I recently emailed an update on A Life’s Work to Jeff Stein, AIA, president of the Cosanti Foundation.
Part of his reply was the following —
PS: I gave a presentation at a recent AIA/American Institute of Architects convention in Santa Fe. I rode my motorcycle there Thursday, talk and panel discussion Friday and Saturday, back to Arcosanti on Sunday. On the return trip I dodged storms to the south until in the late afternoon I turned off Interstate 17 onto the Arcosanti road, and here was the view: a double rainbow.
and this image —
Thanks for sharing, Jeff, and allowing me to post it here. Hope to see you in April.
If you’re a regular reader of this blog, you may recall an interview with WFMU dj Kevin Nutt, he of Sinner’s Crossroads. Kevin provided many wonderful photographs to accompany the interview, but I held off using one because it seemed perfect for the occasional feature I like to call Tourist Eyes.
Here then, a photo Kevin took at the Archive of Alabama Folk Culture in Montgomery, where he is the folklife archivist.
WFMU is a listener supported radio station and they are currently having their fundraising marathon. This station is a national treasure. Please consider throwing them a little money. If you give during the Sinner’s Crossroads broadcast (on tonight and next Thursday), you can get some nifty swag.
William W. Heffner, friend and A Life’s Work’s secret weapon (many of the links and photos on the ALW Facebook page are posted by Bill) sent me some photos he took with his tourist eyes.
On a warm summer night leisurely walking home I came across this tableau and it just struck me to be part Greek tragedy, part Peter Paul Rubens, with a whole lot of Twilight Zone thrown in for good measure. I just took them on my phone, and at first glance you’d never know they were color photographs — only a neon sign in some of them betrays that.
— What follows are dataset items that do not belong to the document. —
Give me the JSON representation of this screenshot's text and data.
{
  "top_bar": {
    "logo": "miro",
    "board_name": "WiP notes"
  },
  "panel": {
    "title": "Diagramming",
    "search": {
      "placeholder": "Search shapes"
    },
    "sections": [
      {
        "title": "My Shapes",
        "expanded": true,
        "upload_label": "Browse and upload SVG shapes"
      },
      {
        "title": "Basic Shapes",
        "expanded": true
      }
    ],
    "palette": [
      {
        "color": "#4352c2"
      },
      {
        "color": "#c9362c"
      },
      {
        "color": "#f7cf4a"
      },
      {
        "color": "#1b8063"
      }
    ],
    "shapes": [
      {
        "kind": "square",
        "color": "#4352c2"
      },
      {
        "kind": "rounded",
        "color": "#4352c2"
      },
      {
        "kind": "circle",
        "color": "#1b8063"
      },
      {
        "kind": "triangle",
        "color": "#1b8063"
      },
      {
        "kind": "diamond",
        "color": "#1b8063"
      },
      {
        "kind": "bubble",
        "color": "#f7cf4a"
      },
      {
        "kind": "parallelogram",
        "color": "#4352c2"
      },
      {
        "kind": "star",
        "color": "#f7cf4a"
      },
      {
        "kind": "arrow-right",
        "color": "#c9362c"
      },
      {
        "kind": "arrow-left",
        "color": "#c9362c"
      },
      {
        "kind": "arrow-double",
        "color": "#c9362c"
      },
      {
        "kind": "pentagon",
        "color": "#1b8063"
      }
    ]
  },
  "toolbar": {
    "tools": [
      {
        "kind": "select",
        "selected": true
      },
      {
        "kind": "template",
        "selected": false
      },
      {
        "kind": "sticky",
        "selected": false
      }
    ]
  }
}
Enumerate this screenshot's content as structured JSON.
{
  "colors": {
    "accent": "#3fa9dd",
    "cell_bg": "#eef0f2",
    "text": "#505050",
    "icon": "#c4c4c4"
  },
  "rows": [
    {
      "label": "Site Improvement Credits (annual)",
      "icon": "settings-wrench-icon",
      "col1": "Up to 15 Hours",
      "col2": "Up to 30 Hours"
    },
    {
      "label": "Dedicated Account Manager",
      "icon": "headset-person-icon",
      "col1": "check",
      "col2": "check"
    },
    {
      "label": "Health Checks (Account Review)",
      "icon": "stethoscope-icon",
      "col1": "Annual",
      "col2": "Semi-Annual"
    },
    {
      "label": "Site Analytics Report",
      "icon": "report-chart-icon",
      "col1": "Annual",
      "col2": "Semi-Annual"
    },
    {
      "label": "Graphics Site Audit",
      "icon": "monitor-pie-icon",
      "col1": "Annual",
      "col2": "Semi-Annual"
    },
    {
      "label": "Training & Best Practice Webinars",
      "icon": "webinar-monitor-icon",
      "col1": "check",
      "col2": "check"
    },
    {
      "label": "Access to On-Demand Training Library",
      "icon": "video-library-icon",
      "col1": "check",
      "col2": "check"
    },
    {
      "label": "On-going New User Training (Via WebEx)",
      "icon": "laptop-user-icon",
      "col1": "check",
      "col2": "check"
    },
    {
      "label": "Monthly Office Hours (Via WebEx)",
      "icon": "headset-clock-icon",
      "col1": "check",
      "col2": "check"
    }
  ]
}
This window is the complete opposite of what we expect: color, fashion, something new and exciting.
I love these photos. In addition to Peter paul Rubens and the Twilight Zone, they remind me of a Roxy Music cover (or several), and to me, that’s a winning combination.
Send me a photo of something in the place you live, taken with your tourist eyes, and I’ll put it on the blog [if you want], and I’ll send you an origami crane. You can attach it to an email:
d a v i d [ a t ] b l o o d o r a n g e f i l m s ( d o t ) c o m .
Thanks for your post and for planting the seed in my head about using our “tourist eyes.” Growing up as an Army brat and then continuing to move around once I was out on my own, I was lucky in that I was never in any place long enough to grow complacent about the locale.
Washington, NH.. I remember many times up there in the fall when you’d see ten out-of-state cars for every one with NH plates. People came from all over to see the fall foliage, and while that was annoying in some ways, I fortunately didn’t live in NH long enough to lose my tourist eyes; I understood why those tourists were there.
Here’s a shot from Portland’s Japanese Garden. It’s a really wonderful garden, less ostentatious than it’s neighbor the Rose Garden. Both are big tourist attractors.
This is one of the doorways. I had a much more ‘touristy’ and kitschy shot ready to send you and just couldn’t bring myself to attach it. Photographs never seem quite the right response to this garden and yet I continue to take them (fewer, though, I’ve noticed, as time goes along – maybe I’m becoming less of a tourist there).
Sai Nakama, friend, recent college graduate, photography and aviation enthusiast, sent me a couple of photographs he took of his everyday surroundings using his tourist eyes. Sai, a reserved young gentleman, writes of the photos:
One is of Bryant Park taken about 2 days ago, the other is of one of those subway ventilation grates taken a while ago (somewhere in Brooklyn).
Sai is off to Mt. Rainier National Park where he will be a Vegetation Restoration Intern for the summer. Seems like a job right up A Life’s Work’s alley. Maybe he’ll write something about his work for the blog sometime. (Hint, hint!)